At the end of my piece on Rory Stewart in the current print issue, I mentioned that he was already plotting his leave from Harvard by running for parliament back in the U.K. A quick update on that: Over the weekend, Stewart was adopted as the Conservative candidate for Penrith and Border, which, since this is a safe Tory seat, means he'll be trading in his professorship to become an MP next year.
Alex Massie has some interesting thoughts on whether Stewart's brief for a more modest approach in Afghanistan will find any takers in Parliament:
I don't expect this view to catch on. After all, the increasing Presidentialisation of British politics increases, necessarily, the notion that the Prime Minister possesses magical powers by which he may refashion the country, banishing every ailment and delivering a pony to every six year old girl who wants one. Unicorns too, of course. Even to them that don't want 'em.
Paul Waugh, meanwhile, is touting Stewart as a future prime minister. One thing is clear: Stewart already seems to have surpassed the man to whom he's so frequently compared: T.E. Lawrence.

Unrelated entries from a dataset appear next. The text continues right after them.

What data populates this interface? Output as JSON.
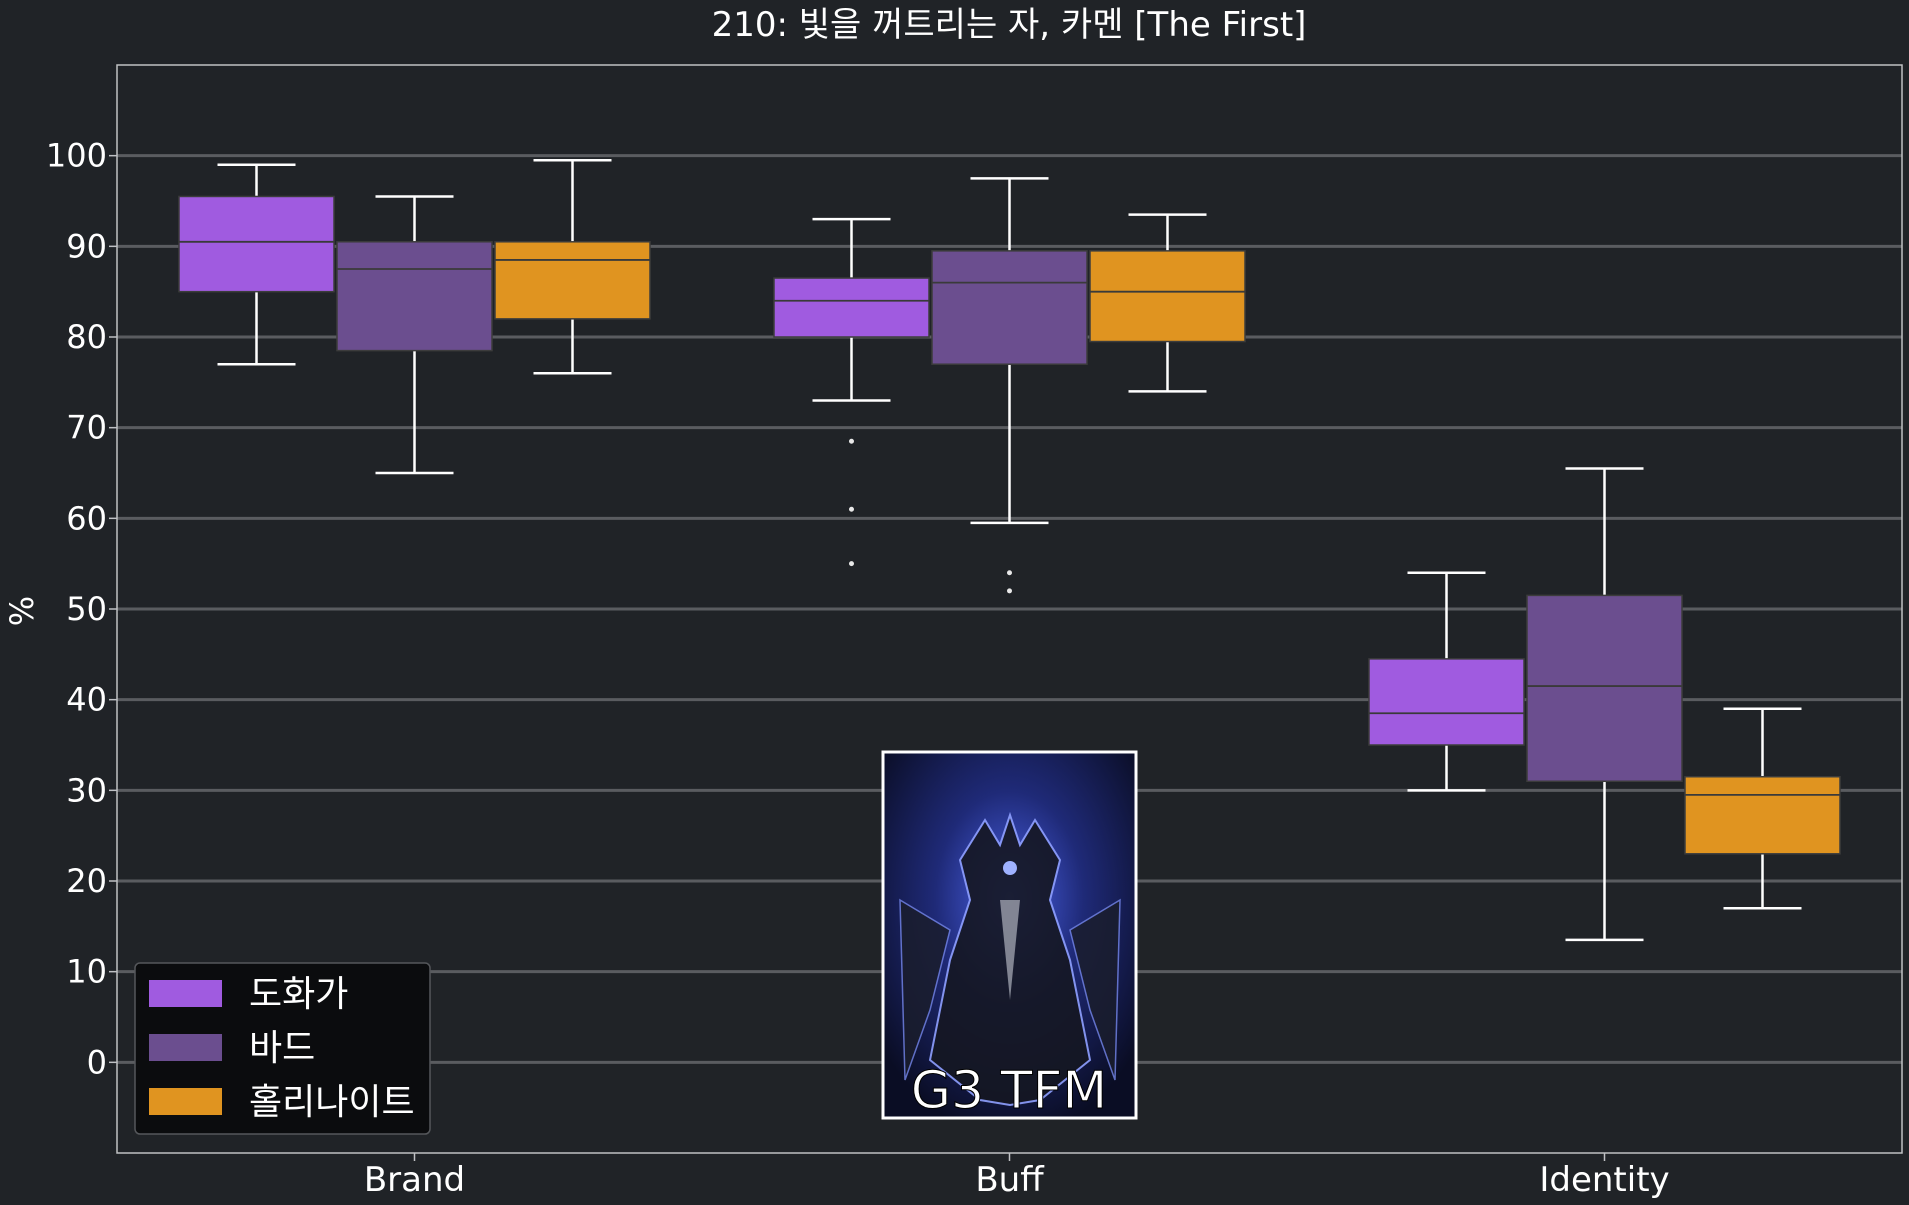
{
  "colors": {
    "background": "#202327",
    "grid": "#5a5c60",
    "whisker": "#ffffff",
    "median": "#3a3a3a",
    "legend_bg": "#0b0c0e"
  },
  "thumbnail": {
    "caption": "G3 TFM"
  },
  "chart_data": {
    "type": "box",
    "title": "210: 빛을 꺼트리는 자, 카멘 [The First]",
    "xlabel": "",
    "ylabel": "%",
    "ylim": [
      -10,
      110
    ],
    "yticks": [
      0,
      10,
      20,
      30,
      40,
      50,
      60,
      70,
      80,
      90,
      100
    ],
    "grid": true,
    "legend_position": "lower-left",
    "categories": [
      "Brand",
      "Buff",
      "Identity"
    ],
    "series": [
      {
        "name": "도화가",
        "color": "#a05be0",
        "boxes": [
          {
            "whislo": 77,
            "q1": 85,
            "med": 90.5,
            "q3": 95.5,
            "whishi": 99,
            "fliers": []
          },
          {
            "whislo": 73,
            "q1": 80,
            "med": 84,
            "q3": 86.5,
            "whishi": 93,
            "fliers": [
              68.5,
              61,
              55
            ]
          },
          {
            "whislo": 30,
            "q1": 35,
            "med": 38.5,
            "q3": 44.5,
            "whishi": 54,
            "fliers": []
          }
        ]
      },
      {
        "name": "바드",
        "color": "#6b4e8f",
        "boxes": [
          {
            "whislo": 65,
            "q1": 78.5,
            "med": 87.5,
            "q3": 90.5,
            "whishi": 95.5,
            "fliers": []
          },
          {
            "whislo": 59.5,
            "q1": 77,
            "med": 86,
            "q3": 89.5,
            "whishi": 97.5,
            "fliers": [
              54,
              52
            ]
          },
          {
            "whislo": 13.5,
            "q1": 31,
            "med": 41.5,
            "q3": 51.5,
            "whishi": 65.5,
            "fliers": []
          }
        ]
      },
      {
        "name": "홀리나이트",
        "color": "#e09420",
        "boxes": [
          {
            "whislo": 76,
            "q1": 82,
            "med": 88.5,
            "q3": 90.5,
            "whishi": 99.5,
            "fliers": []
          },
          {
            "whislo": 74,
            "q1": 79.5,
            "med": 85,
            "q3": 89.5,
            "whishi": 93.5,
            "fliers": []
          },
          {
            "whislo": 17,
            "q1": 23,
            "med": 29.5,
            "q3": 31.5,
            "whishi": 39,
            "fliers": []
          }
        ]
      }
    ]
  }
}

In an interview with the Guardian's Jason Burke last spring, Stewart seemed bitter about the way he'd been treated by the British establishment, going so far as to quote from memory parts of this letter Rudyard Kipling wrote to Lawrence after the British Foreign Office declared Lawrence persona non grata for favoring the Arabs over the French:
[W]e are all sitting in the middle of wrecked hopes and broken dreams. . . . But you will not go out of the game--except for the necessary minute to step aside and vomit. You are young and the bulk of the men in charge are "old, cold, and of intolerable entrails" and a lot of 'em will be dropping out soon.
Of course, Lawrence never really did get back in the game. It looks like Stewart will.